Industrial Available Individuals

According to the present invention, (1) non-magnetic, (2) there is no concern about metal allergy, (3) Plating with excellent quality performance such as sticking adhesion, stability of disengaging force, corrosion resistance, etc. can be obtained. (4) Plating that has no high-quality blackish color tone without containing regulated substances Has become possible.

Claims

The scope of the claims

1. Cu-Sn-O based alloy with oxygen content of 0.3at% to 5 Oat% in plating.
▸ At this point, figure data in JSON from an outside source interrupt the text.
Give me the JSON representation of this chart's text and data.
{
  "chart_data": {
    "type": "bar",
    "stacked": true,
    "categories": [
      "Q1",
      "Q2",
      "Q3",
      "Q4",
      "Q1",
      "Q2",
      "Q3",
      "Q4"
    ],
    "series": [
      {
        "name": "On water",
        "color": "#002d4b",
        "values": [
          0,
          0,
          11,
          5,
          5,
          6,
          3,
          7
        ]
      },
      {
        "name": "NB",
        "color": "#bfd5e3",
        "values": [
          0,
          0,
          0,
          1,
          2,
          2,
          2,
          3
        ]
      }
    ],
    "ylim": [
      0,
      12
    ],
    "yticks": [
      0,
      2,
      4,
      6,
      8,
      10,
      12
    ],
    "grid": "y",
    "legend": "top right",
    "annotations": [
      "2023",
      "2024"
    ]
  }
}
2. The Cu—Sn—O based alloy according to claim 1, wherein the oxygen content in the plating is 0.5 at ° / _{o to} 47 at%.

3. The Cu_Sn—O-based alloy according to claim 1, having a blackish appearance in which the oxygen content in the plating is 1.5 at% to 5 Oat%.

4. The Cu_Sn—O-based alloy according to any one of claims 1 to 3, wherein the copper content in the plating is 20 at% to 8 Oat%, and the tin content is 1 Oat% to 7 Oat%. Metsuki.

5. A garment provided with the Cu—Sn—II alloy according to any one of claims 1 to 4.

6. The snap button provided with a Cu—Sn—O based alloy according to claim 5, wherein the garment is a snap button.